プレスやスクリーン印刷において、色が変わってしまう場合、一般的に問題となるのは、私たちが固定値として扱ってきたものです。つまり、UVランプのスペクトル出力です。
インクに含まれる光開始剤の波長を365nmに合わせても、もしランプが385nmや405nmの波長で余分なエネルギーを放出してしまうと、架橋反応が均一に進まず、表面全体で硬化が不均一になります。その結果、印刷物の色が回ごとに変わってしまいます。
技術的に重要なのは、厳格な波長制御です。365nmを中心に、狭いスペクトル幅を持つ高速度UV硬化ランプを使用します。ピーク照射強度は、ランプの外装ではなく、基材上で測定され、校正済みの放射計を使って確認されます。
パワー密度は、プレスの性能に合わせて設定されます。高速プレスの場合は200~400W/cmです。また、2,000時間の使用寿命の間、アーク電力は±2%以内で安定しています。反射板には二色性コーティングが施されており、不要な赤外線を遮断し、熱負荷を減らし、光開始剤が吸収する波長域により多くの光子が届くようになっています。

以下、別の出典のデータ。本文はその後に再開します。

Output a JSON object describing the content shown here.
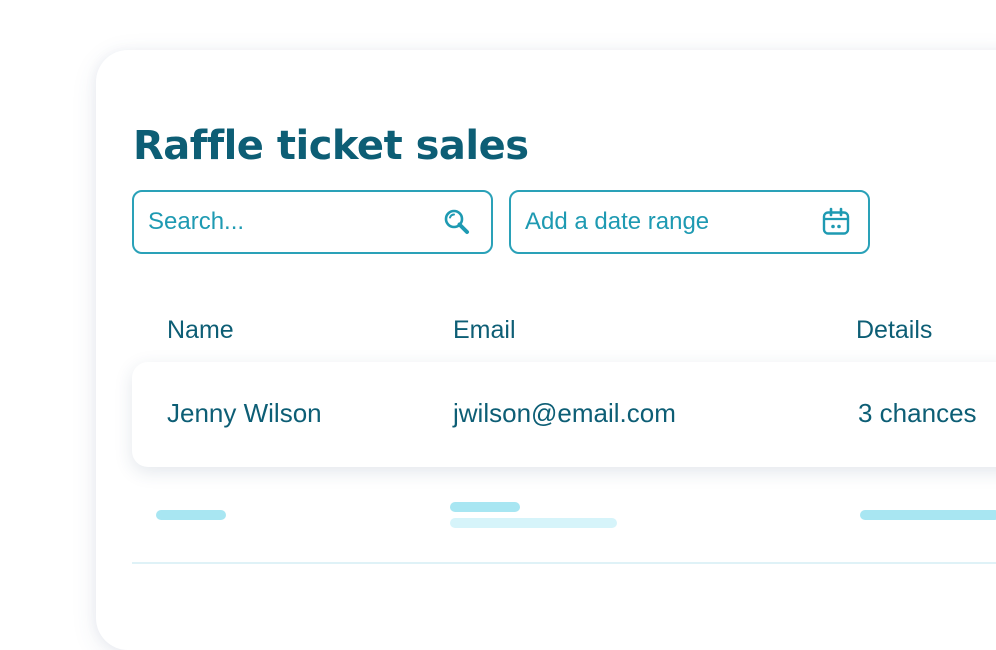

プレスやスクリーン用インクでは、表面全体が均一に硬化し、顔料の配向や接着力が維持される必要があります。ランプの波長が適切であれば、必要なエネルギー密度、すなわち600~1,200mJ/cm²を十分な速さで得ることができ、サイクルタイムを0.3秒未満に抑えることができます。また、過度な硬化によって顔料の色がくすんでしまうことも防げます。
その結果、再現性の高いドットゲイン、よりクリアなハーフトーン、そして日光や人工照明下でも安定した色合いが得られます。システムが必要な波長域のみを対象にするため、消費電力も低下します。また、安定した出力曲線のおかげで、ランプの寿命も延びます。
設置時には、ランプの位置や距離を正確に調整する必要があります。ランプの位置を5mmだけずらすと、照射強度が10%以上変動する可能性があります。また、プレスの反射板の形状やシャッターの動作にも合わせて調整し、狭いスペースで使用する場合はオゾンフリーの環境を確保する必要があります。
さらに、電極が摩耗するとスペクトル出力が低下します。そのため、1,000時間ごとに放射計でチェックを行い、インクメーカーが指定する硬化範囲内に保つ必要があります。